Freddie Mercury, che il suo lavoro piaccia o no, è stato in assoluto uno dei personaggi più memorabili del pop britannico, e una figura talmente caratterizzata da intimidire biografi, registi e soprattutto attori che dovessero impegnarsi nel raccontare la sua vita al cinema. A quasi trent’anni dalla sua scomparsa, Bryan Singer e Rami Malek hanno affrontato la scommessa. Mercoledì 1 marzo, alle 21.25, Rai 1 propone “Bohemian Rhapsody”, vita, arte e imprese del leader dei Queen, gruppo fra i più popolari e acclamati del secolo scorso, in Gran Bretagna e in tutto il mondo. Il film racconta i primi quindici anni di carriera della band, dalla loro formazione nel 1970 fino all’esibizione del 1984 durante il Live Aid londinese.
Oltre al percorso artistico dei Queen, la storia traccia un approfondito ritratto di Freddie Mercury, uomo dal traboccante talento artistico e dalla movimentata vita personale. La riflessione su omosessualità e bisessualità del musicista è molto presente, ma il film ha anche il pregio di approfondire tutta una serie di elementi che caratterizzano il rapporto fra la creatività artistica e la strategia commerciale dei produttori che vorrebbero far rientrare i loro musicisti in sentieri più prevedibili.

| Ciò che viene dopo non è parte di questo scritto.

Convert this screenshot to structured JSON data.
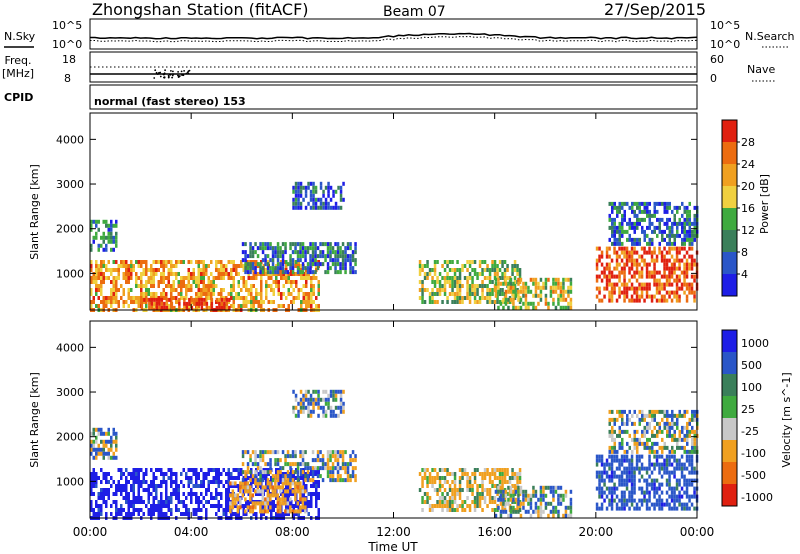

La canzone Bohemian Rhapsody - che dà il titolo al film ed è a tutt’oggi uno dei brani più amati della band - fu ad esempio prodotta e distribuita grazie all’ostinazione di Mercury e dei suoi amici; secondo i manager discografici il brano era esageratamente lungo, con i suoi oltre sei minuti, per risultare tollerabile a un ascoltatore medio e soprattutto ai palinsesti radiofonici.

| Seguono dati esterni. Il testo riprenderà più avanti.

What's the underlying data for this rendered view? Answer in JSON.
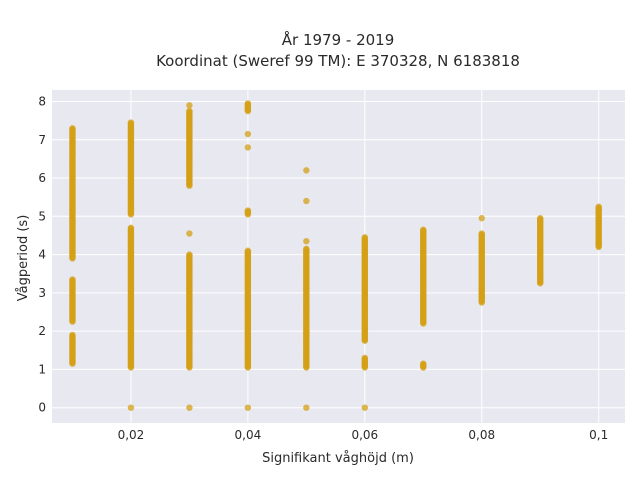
{
  "chart_data": {
    "type": "scatter",
    "title_line1": "År 1979 - 2019",
    "title_line2": "Koordinat (Sweref 99 TM): E 370328, N 6183818",
    "xlabel": "Signifikant våghöjd (m)",
    "ylabel": "Vågperiod (s)",
    "xlim": [
      0.0065,
      0.1045
    ],
    "ylim": [
      -0.4,
      8.3
    ],
    "x_ticks": [
      0.02,
      0.04,
      0.06,
      0.08,
      0.1
    ],
    "x_tick_labels": [
      "0,02",
      "0,04",
      "0,06",
      "0,08",
      "0,1"
    ],
    "y_ticks": [
      0,
      1,
      2,
      3,
      4,
      5,
      6,
      7,
      8
    ],
    "y_tick_labels": [
      "0",
      "1",
      "2",
      "3",
      "4",
      "5",
      "6",
      "7",
      "8"
    ],
    "grid": true,
    "marker_color": "#d4a017",
    "plot_background": "#e8e8f0",
    "series": [
      {
        "points": [
          {
            "x": 0.01,
            "y": [
              1.15,
              1.9
            ]
          },
          {
            "x": 0.01,
            "y": [
              2.25,
              3.35
            ]
          },
          {
            "x": 0.01,
            "y": [
              3.9,
              7.3
            ]
          },
          {
            "x": 0.02,
            "y": [
              0,
              0
            ]
          },
          {
            "x": 0.02,
            "y": [
              1.05,
              4.7
            ]
          },
          {
            "x": 0.02,
            "y": [
              5.05,
              7.45
            ]
          },
          {
            "x": 0.03,
            "y": [
              0,
              0
            ]
          },
          {
            "x": 0.03,
            "y": [
              1.05,
              4.0
            ]
          },
          {
            "x": 0.03,
            "y": [
              4.55,
              4.55
            ]
          },
          {
            "x": 0.03,
            "y": [
              5.8,
              7.75
            ]
          },
          {
            "x": 0.03,
            "y": [
              7.9,
              7.9
            ]
          },
          {
            "x": 0.04,
            "y": [
              0,
              0
            ]
          },
          {
            "x": 0.04,
            "y": [
              1.05,
              4.1
            ]
          },
          {
            "x": 0.04,
            "y": [
              5.05,
              5.15
            ]
          },
          {
            "x": 0.04,
            "y": [
              6.8,
              6.8
            ]
          },
          {
            "x": 0.04,
            "y": [
              7.15,
              7.15
            ]
          },
          {
            "x": 0.04,
            "y": [
              7.75,
              7.95
            ]
          },
          {
            "x": 0.05,
            "y": [
              0,
              0
            ]
          },
          {
            "x": 0.05,
            "y": [
              1.05,
              4.15
            ]
          },
          {
            "x": 0.05,
            "y": [
              4.35,
              4.35
            ]
          },
          {
            "x": 0.05,
            "y": [
              5.4,
              5.4
            ]
          },
          {
            "x": 0.05,
            "y": [
              6.2,
              6.2
            ]
          },
          {
            "x": 0.06,
            "y": [
              0,
              0
            ]
          },
          {
            "x": 0.06,
            "y": [
              1.05,
              1.3
            ]
          },
          {
            "x": 0.06,
            "y": [
              1.75,
              4.45
            ]
          },
          {
            "x": 0.07,
            "y": [
              1.05,
              1.15
            ]
          },
          {
            "x": 0.07,
            "y": [
              2.2,
              4.65
            ]
          },
          {
            "x": 0.08,
            "y": [
              2.75,
              4.55
            ]
          },
          {
            "x": 0.08,
            "y": [
              4.95,
              4.95
            ]
          },
          {
            "x": 0.09,
            "y": [
              3.25,
              4.95
            ]
          },
          {
            "x": 0.1,
            "y": [
              4.2,
              5.25
            ]
          }
        ]
      }
    ]
  }
}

Il lavoro di Rami Malek, l’attore americano di origine egiziana che interpreta Mercury, gli è valso l’Oscar per la migliore recitazione maschile (in tutto le statuette vinte da Bohemian Rhapsody sono state quattro): la somiglianza è impressionante, così come fa colpo la qualità del lavoro sulla corporeità e le movenze del cantante.